TWO 11-year-old girls were tragically killed in a car crash in the early hours of Sunday. Neither was wearing a seatbelt, and one of them was thrown out of the car, which capsized on the Nicosia-Limassol highway after the driver had lost control. What makes these deaths extremely difficult to accept was they could have been avoided if the girls were wearing seatbelts, something they were obliged to do by law, but not by the adult driving the car.
Six days earlier a five-year-old girl was killed when she was flung out of the car her father was driving after it collided with another car and capsized. She was obviously not wearing a seatbelt. On the same day, a 38-year-old man was killed in another car accident because, according to the police, he too was not wearing a seatbelt. These were another two possibly avoidable deaths caused because the most basic car safety rule – not to mention the law – was ignored by irresponsible adults.
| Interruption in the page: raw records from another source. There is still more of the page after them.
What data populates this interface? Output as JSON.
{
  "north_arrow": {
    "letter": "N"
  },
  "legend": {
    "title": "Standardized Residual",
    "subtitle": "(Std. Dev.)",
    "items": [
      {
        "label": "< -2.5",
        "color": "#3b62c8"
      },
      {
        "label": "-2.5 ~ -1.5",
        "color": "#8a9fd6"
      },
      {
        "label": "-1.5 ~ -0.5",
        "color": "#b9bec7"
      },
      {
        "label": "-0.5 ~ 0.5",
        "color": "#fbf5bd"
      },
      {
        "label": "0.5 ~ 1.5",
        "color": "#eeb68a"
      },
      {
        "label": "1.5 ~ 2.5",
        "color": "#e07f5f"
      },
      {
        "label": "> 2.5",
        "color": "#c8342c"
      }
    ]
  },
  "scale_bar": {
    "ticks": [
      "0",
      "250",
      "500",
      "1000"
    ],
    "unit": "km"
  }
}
“Seatbelts save lives,” said traffic police chief Spyros Spyrou, after Sunday’s tragic deaths. “Unfortunately, the police cannot work miracles; we cannot be in every car telling people to put on their seatbelts,” he added.
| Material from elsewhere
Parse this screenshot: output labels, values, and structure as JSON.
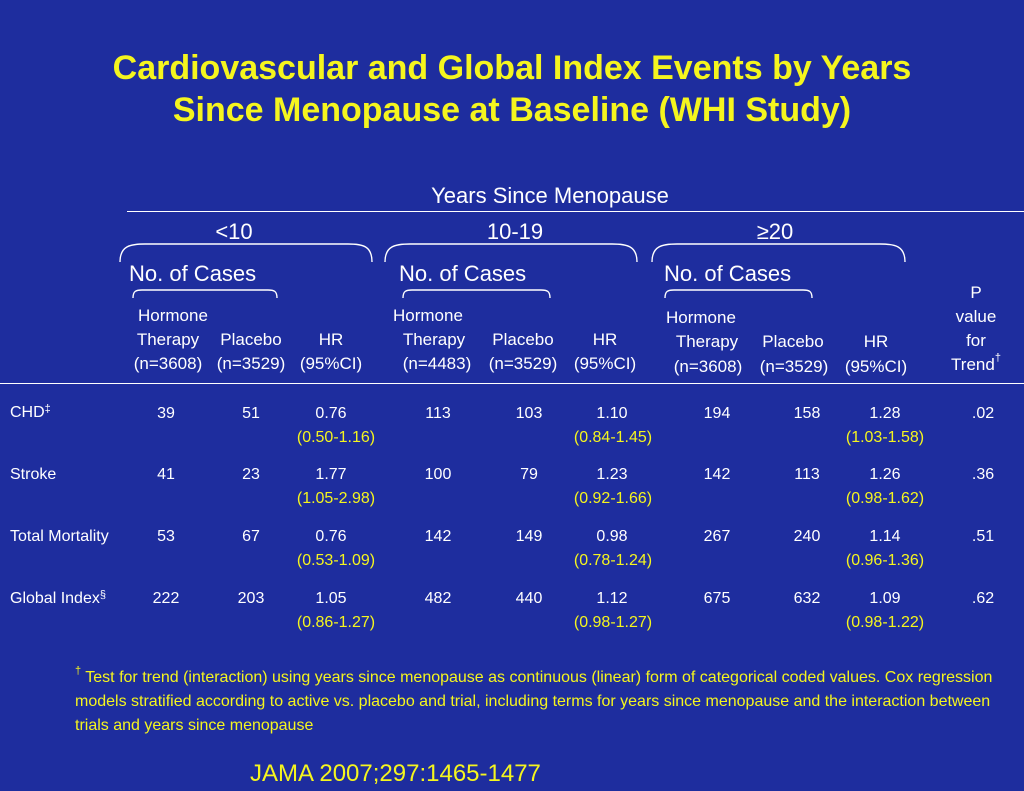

He was right up to a point. A driver has the main responsibility to ensure that children always wear a seatbelt in their car because they would be safer and because it is the law. The police cannot check every car on the streets to ensure everyone inside is wearing a seatbelt.
Road safety campaigns are held by police every few months, but these quite clearly do not have the desired effect. What is needed to change attitudes is a complete overhaul of the punitive measures for a traffic offender. All fines for traffic offences have to be increased substantially – doubled or tripled – if we are to improve road safety. A €600 fine imposed on a driver who has underage passengers in his car not wearing seat belts would ensure people start obeying the law and protecting their children. The fear of prohibitive fines is the only way to ensure compliance with the law. Having a few hundred policemen on the roads carrying out seatbelt checks for a fortnight and imposing the hefty fines on offenders will certainly work.
Of course, political decisions would have to be taken first, and our politicians unfortunately are not inclined to support unpopular measures such as hefty fines. The fact that our authorities have been dragging their feet over the introduction of speed cameras for a staggering 12 years is indicative of their aversion to unpopular measures, even if these would make our roads safer and save lives. Perhaps, the death of three children in six days – deaths that may well have been avoided if they were wearing seatbelts – would persuade the politicians of the urgent need for hefty fines and police clampdown on traffic offenders.